Definition of Frankenstein in English:

Frankenstein

proper noun

  • 1A character in the novel Frankenstein, or the Modern Prometheus (1818) by Mary Shelley. Frankenstein is a scientist who creates and brings to life a manlike monster which eventually turns on him and destroys him; Frankenstein is not the name of the monster itself, as is often assumed.

    1. 1.1as noun A thing that becomes terrifying or destructive to its maker.
      • ‘Which brings me back to my original point, that the liberal media has, in a sense, become almost a Frankenstein's monster to the Democratic Party.’

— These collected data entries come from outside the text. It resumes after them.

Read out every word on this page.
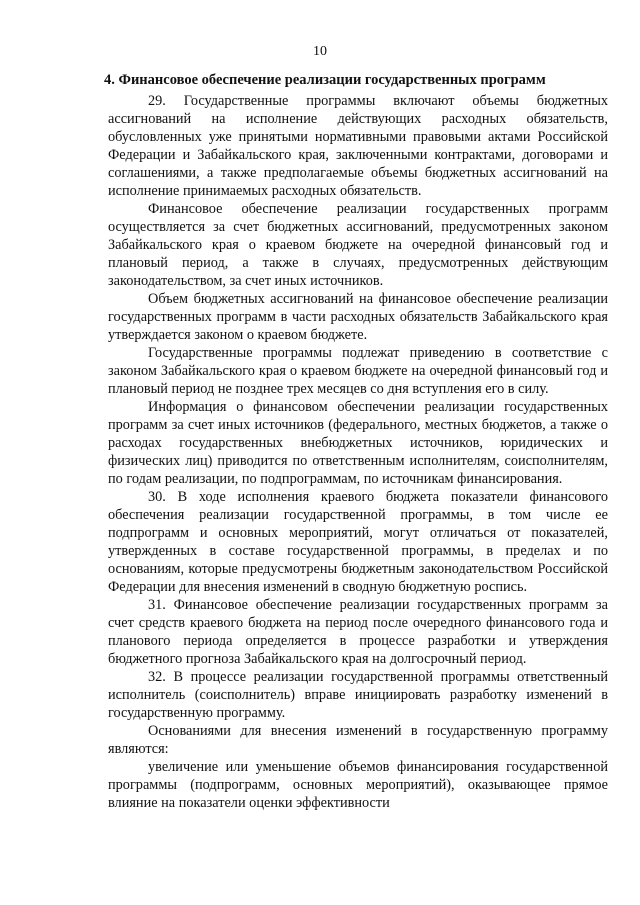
10
4. Финансовое обеспечение реализации государственных программ

29. Государственные программы включают объемы бюджетных ассигнований на исполнение действующих расходных обязательств, обусловленных уже принятыми нормативными правовыми актами Российской Федерации и Забайкальского края, заключенными контрактами, договорами и соглашениями, а также предполагаемые объемы бюджетных ассигнований на исполнение принимаемых расходных обязательств.

Финансовое обеспечение реализации государственных программ осуществляется за счет бюджетных ассигнований, предусмотренных законом Забайкальского края о краевом бюджете на очередной финансовый год и плановый период, а также в случаях, предусмотренных действующим законодательством, за счет иных источников.

Объем бюджетных ассигнований на финансовое обеспечение реализации государственных программ в части расходных обязательств Забайкальского края утверждается законом о краевом бюджете.

Государственные программы подлежат приведению в соответствие с законом Забайкальского края о краевом бюджете на очередной финансовый год и плановый период не позднее трех месяцев со дня вступления его в силу.

Информация о финансовом обеспечении реализации государственных программ за счет иных источников (федерального, местных бюджетов, а также о расходах государственных внебюджетных источников, юридических и физических лиц) приводится по ответственным исполнителям, соисполнителям, по годам реализации, по подпрограммам, по источникам финансирования.

30. В ходе исполнения краевого бюджета показатели финансового обеспечения реализации государственной программы, в том числе ее подпрограмм и основных мероприятий, могут отличаться от показателей, утвержденных в составе государственной программы, в пределах и по основаниям, которые предусмотрены бюджетным законодательством Российской Федерации для внесения изменений в сводную бюджетную роспись.

31. Финансовое обеспечение реализации государственных программ за счет средств краевого бюджета на период после очередного финансового года и планового периода определяется в процессе разработки и утверждения бюджетного прогноза Забайкальского края на долгосрочный период.

32. В процессе реализации государственной программы ответственный исполнитель (соисполнитель) вправе инициировать разработку изменений в государственную программу.

Основаниями для внесения изменений в государственную программу являются:

увеличение или уменьшение объемов финансирования государственной программы (подпрограмм, основных мероприятий), оказывающее прямое влияние на показатели оценки эффективности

      • ‘Research which is quickly developing into an ungainly Frankenstein's monster beyond my control.’
      • ‘It is a monstrosity reminiscent of Blair's Dome and Frankenstein's monster.’
      • ‘They may live to regret the manufacturing of a Frankenstein's monster that is fast outgrowing its creator's expectations.’

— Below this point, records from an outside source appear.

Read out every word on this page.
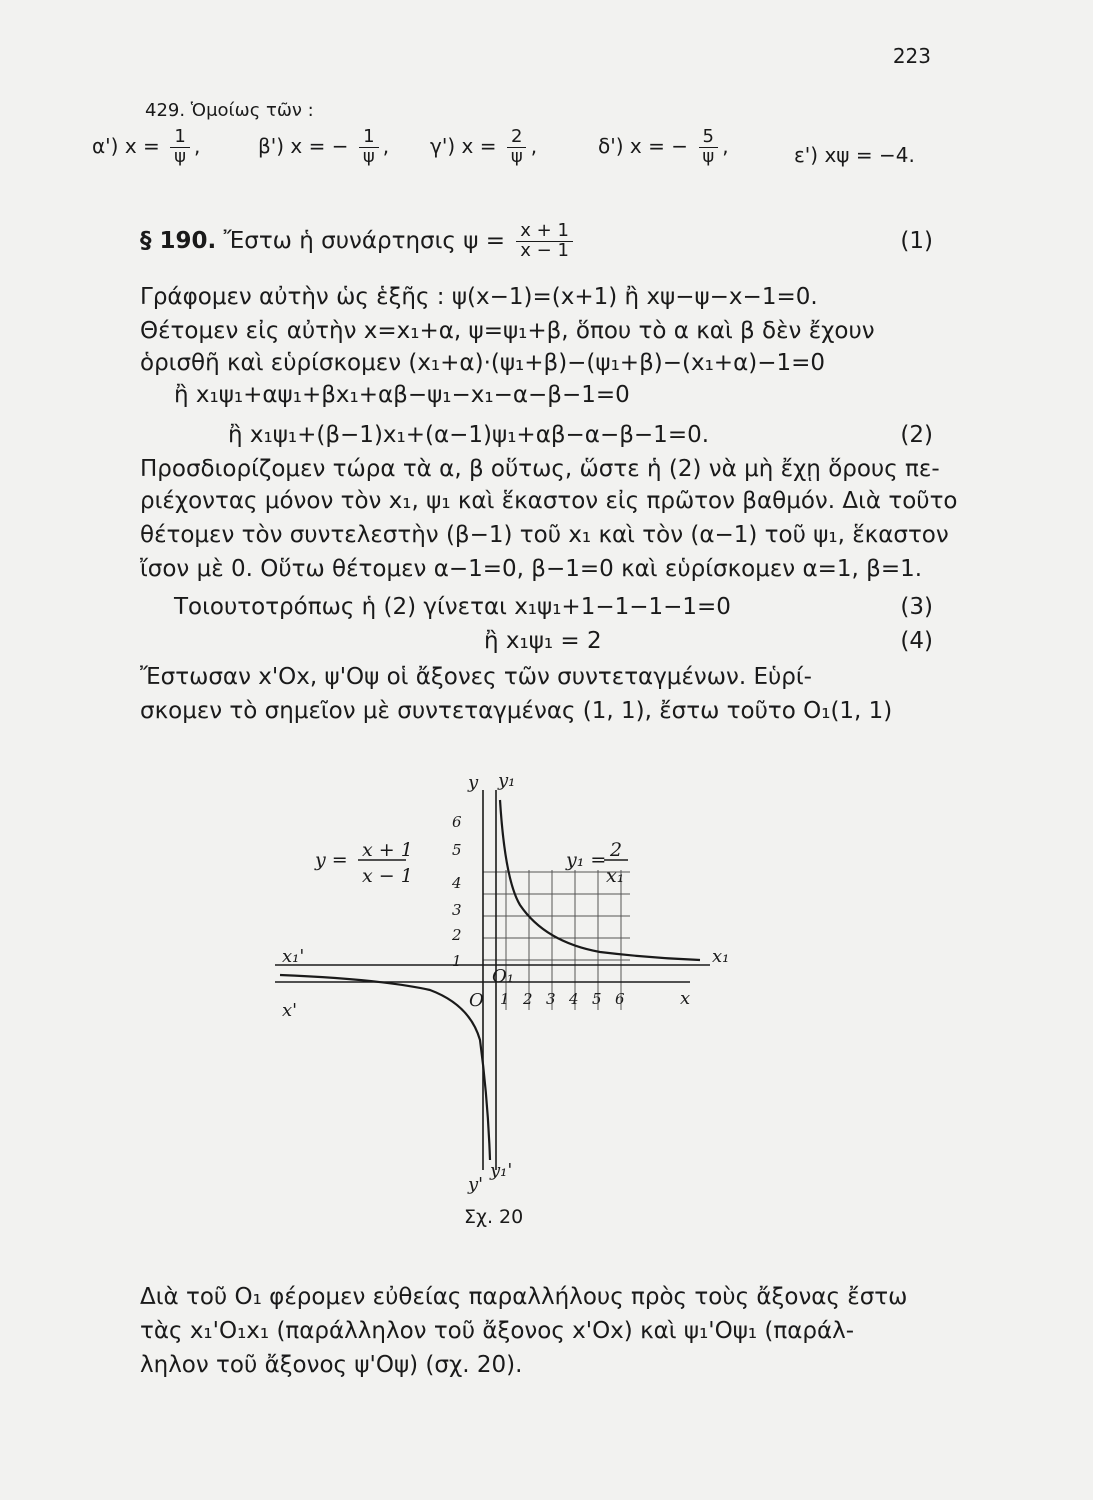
223
429. Ὁμοίως τῶν :
α') $x = \frac{1}{\psi}$ ,	β') x = − $\frac{1}{\psi}$ , γ') $x = \frac{2}{\psi}$ ,	δ') x = − $\frac{5}{\psi}$ ,	ε') xψ = −4.
§ 190. Ἔστω ἡ συνάρτησις $\psi = \frac{x + 1}{x - 1}$	(1)
Γράφομεν αὐτὴν ὡς ἑξῆς : ψ(x−1)=(x+1) ἢ xψ−ψ−x−1=0.
Θέτομεν εἰς αὐτὴν x=x₁+α, ψ=ψ₁+β, ὅπου τὸ α καὶ β δὲν ἔχουν
ὁρισθῆ καὶ εὑρίσκομεν (x₁+α)·(ψ₁+β)−(ψ₁+β)−(x₁+α)−1=0
ἢ x₁ψ₁+αψ₁+βx₁+αβ−ψ₁−x₁−α−β−1=0
ἢ x₁ψ₁+(β−1)x₁+(α−1)ψ₁+αβ−α−β−1=0.	(2)
Προσδιορίζομεν τώρα τὰ α, β οὕτως, ὥστε ἡ (2) νὰ μὴ ἔχῃ ὅρους πε-
ριέχοντας μόνον τὸν x₁, ψ₁ καὶ ἕκαστον εἰς πρῶτον βαθμόν. Διὰ τοῦτο
θέτομεν τὸν συντελεστὴν (β−1) τοῦ x₁ καὶ τὸν (α−1) τοῦ ψ₁, ἕκαστον
ἴσον μὲ 0. Οὕτω θέτομεν α−1=0, β−1=0 καὶ εὑρίσκομεν α=1, β=1.
Τοιουτοτρόπως ἡ (2) γίνεται x₁ψ₁+1−1−1−1=0	(3)
ἢ x₁ψ₁ = 2	(4)
Ἔστωσαν x'Ox, ψ'Oψ οἱ ἄξονες τῶν συντεταγμένων. Εὑρί-
σκομεν τὸ σημεῖον μὲ συντεταγμένας (1, 1), ἔστω τοῦτο O₁(1, 1)
y y₁
x₁'	x₁
x'
x
O
O₁
y'
y₁'
1 2 3 4 5 6
1
2
3
4
5
6
y = x + 1
x − 1
y₁ = 2
x₁
Σχ. 20
Διὰ τοῦ O₁ φέρομεν εὐθείας παραλλήλους πρὸς τοὺς ἄξονας ἔστω
τὰς x₁'O₁x₁ (παράλληλον τοῦ ἄξονος x'Ox) καὶ ψ₁'Oψ₁ (παράλ-
ληλον τοῦ ἄξονος ψ'Oψ) (σχ. 20).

      • ‘People hate to admit it, but the City created most of these corporate Frankensteins.’
      • ‘But the demand for immediate profit by investors and rampant political corruption guaranteed that it would be a Frankenstein's monster from the outset.’
      • ‘So the activists' nightmare of massive biotech monopolies dominating the globe is to an extent a Frankenstein's monster of their own creation.’

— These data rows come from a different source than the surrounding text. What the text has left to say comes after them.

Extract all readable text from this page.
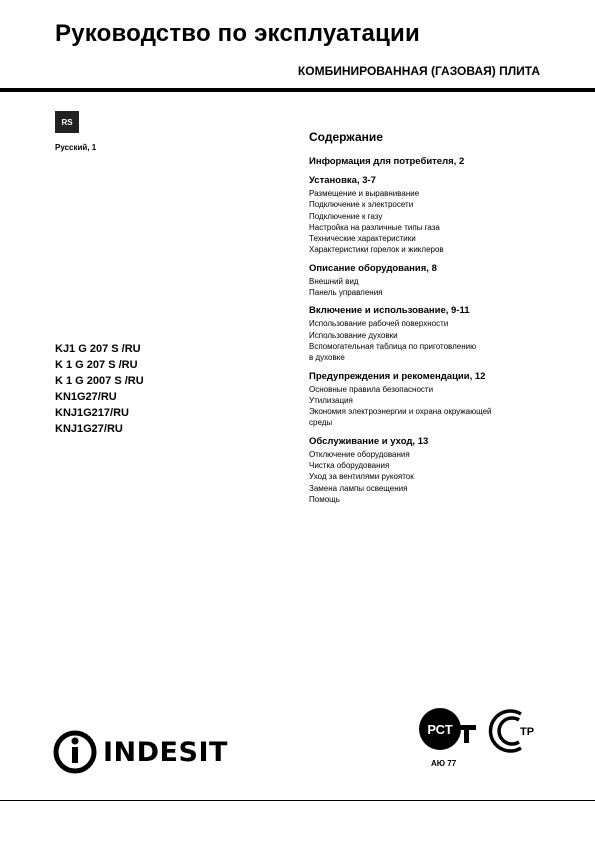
Руководство по эксплуатации
КОМБИНИРОВАННАЯ (ГАЗОВАЯ) ПЛИТА
RS
Русский, 1
KJ1 G 207 S /RU
K 1 G 207 S /RU
K 1 G 2007 S /RU
KN1G27/RU
KNJ1G217/RU
KNJ1G27/RU
Содержание
Информация для потребителя, 2
Установка, 3-7
Размещение и выравнивание
Подключение к электросети
Подключение к газу
Настройка на различные типы газа
Технические характеристики
Характеристики горелок и жиклеров
Описание оборудования, 8
Внешний вид
Панель управления
Включение и использование, 9-11
Использование рабочей поверхности
Использование духовки
Вспомогательная таблица по приготовлению
в духовке
Предупреждения и рекомендации, 12
Основные правила безопасности
Утилизация
Экономия электроэнергии и охрана окружающей
среды
Обслуживание и уход, 13
Отключение оборудования
Чистка оборудования
Уход за вентилями рукояток
Замена лампы освещения
Помощь
INDESIT
РСТ	ТР
АЮ 77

      • ‘It may be tempting to respond to scaremongering stories, about scientists playing God and creating Frankenstein's monster and so on, by hyping the possibilities of science and making promises of miracle cures.’
      • ‘Obviously, if they're not sufficiently sensitive, yes, you could create a Frankenstein's monster.’
      • ‘For example, you can explore the novel Frankenstein, its author Mary Shelley, and the scientific discoveries that inspired Shelley to write her popular tale.’
      • ‘Its critics hypothesize a sadistic world of human crop, engineered super-armies, and Frankenstein's monsters.’
      • ‘The U.S. has a history of cultivating people who become Frankenstein's monsters.’
      • ‘I think the mixture of big money and bigotry has to be guarded against and fought because now it has become a sort of Frankenstein's monster.’
      • ‘In 1818 Mary Shelley published Frankenstein, a warning that we would be destroyed by our own technological hubris.’
      • ‘It has been assumed that she constructed the novel in the same way as Frankenstein constructed his monster, with bits culled from many sources.’
      • ‘It looks like this government has begun to realise that it is - like Frankenstein - threatened by its own creation.’
      • ‘According to environmental activists worldwide, including a growing community of environmentally aware American consumers, giant biotechnology companies are releasing an increasing number of Frankenstein's monsters into the world food supply.’
      • ‘No matter how tight the American grip on this trial, there's a risk that it will turn into a Frankenstein's monster.’
      • ‘They were her Frankensteins, and they let her leave with a tiny modicum of dignity.’